Wir mengangguk. Dalam hati ia bertanya, Bagaimana kalau relevan yang mereka cari bukan pengalaman, melainkan kebetulan? Tapi kata itu ditelannya. Di bursa kerja, yang keras disimpan, yang sopan diucapkan.
Selesai acara, ia keluar dengan tas kain berisi brosur dan gantungan kunci. Langit sudah panas. Jaketnya lengket. Di halte, seorang perempuan muda menangis pelan menutup wajah dengan file. Wir tidak bertanya. Di kota ini, banyak air mata punya hak untuk tetap anonim.
Masa-Masa Serabutan
Beberapa minggu berikutnya, Wir menerima apa saja: menginput data part-time, menjadi admin media sosial warung kopi, membantu inventaris gudang di akhir pekan, bahkan sempat jadi pengantar makanan selama dua minggu. Ia belajar peta kota dari maps, mengeja nama jalan yang sering dipersingkat sesuka hati. Pada hari ketujuh, motornya kena tilang karena masa berlaku pajak lewat, sesuatu yang ia lupakan karena lebih sibuk menghitung sisa uang kos.
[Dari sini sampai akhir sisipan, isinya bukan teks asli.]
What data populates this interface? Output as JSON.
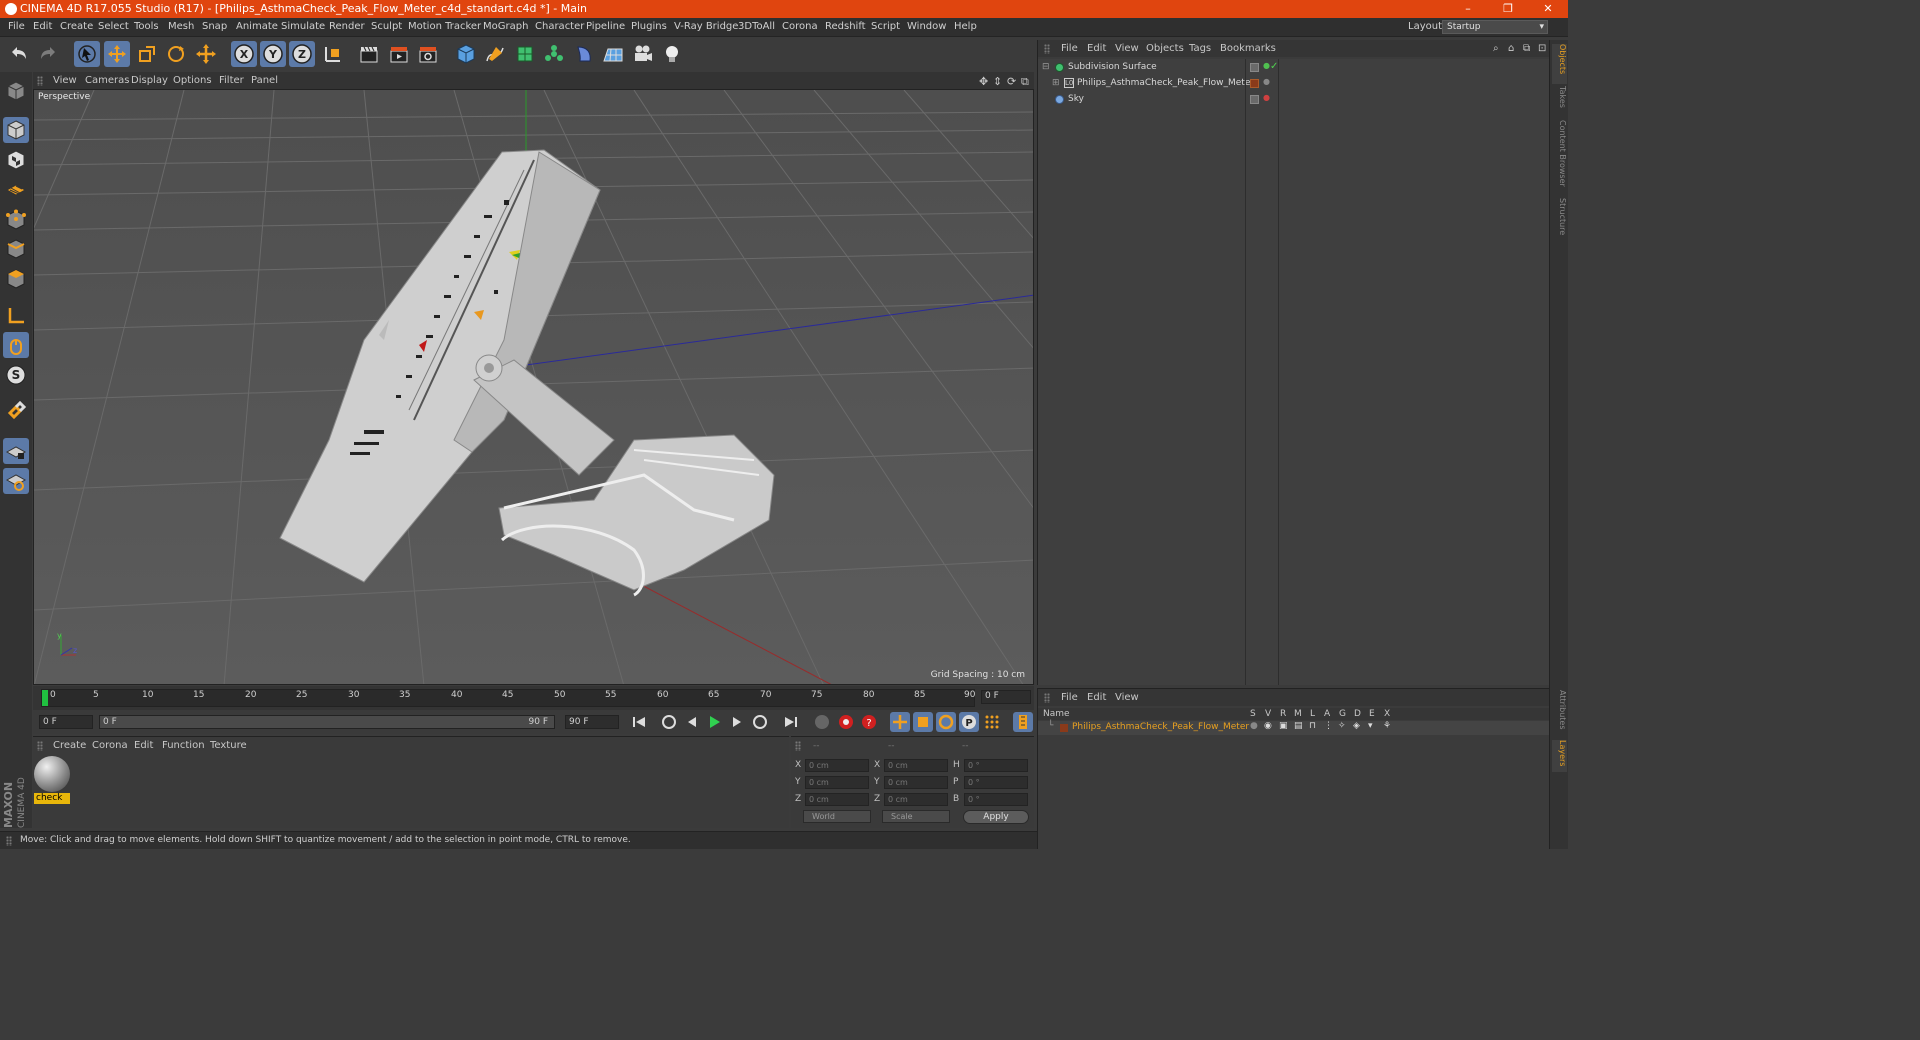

Di setiap pekerjaan serabutan, Wir menemukan pelajaran kecil. Di gudang, ia belajar bahwa sistem bisa hanya setebal dua lembar kertas, tapi kebiasaan orang bisa lebih tebal dari dinding. Di warung kopi, ia belajar bahwa engagement rate tidak selalu berarti penjualan. Di jalan, ia belajar bahwa sabar itu bukan teori, melainkan rem kaki kiri yang tidak terlalu cepat menginjak.
Malam hari, ia kembali ke kamar, mencuci baju sendiri, menjemur di pintu, lalu menatap ponsel seperti menatap langit mendung: mungkin akan hujan panggilan.
Pulang yang Tidak Malu
Pada bulan ketika dompetnya lebih ringan daripada kantong plastik, Wir menjual ponsel. Dapat uang pas untuk tiket bus ekonomi. Tujuannya bukan Jakarta Pusat, tapi rumah. Bangkalan.
“Pulang, Wir?” suara Ibu di telepon warung terdengar seperti bantal.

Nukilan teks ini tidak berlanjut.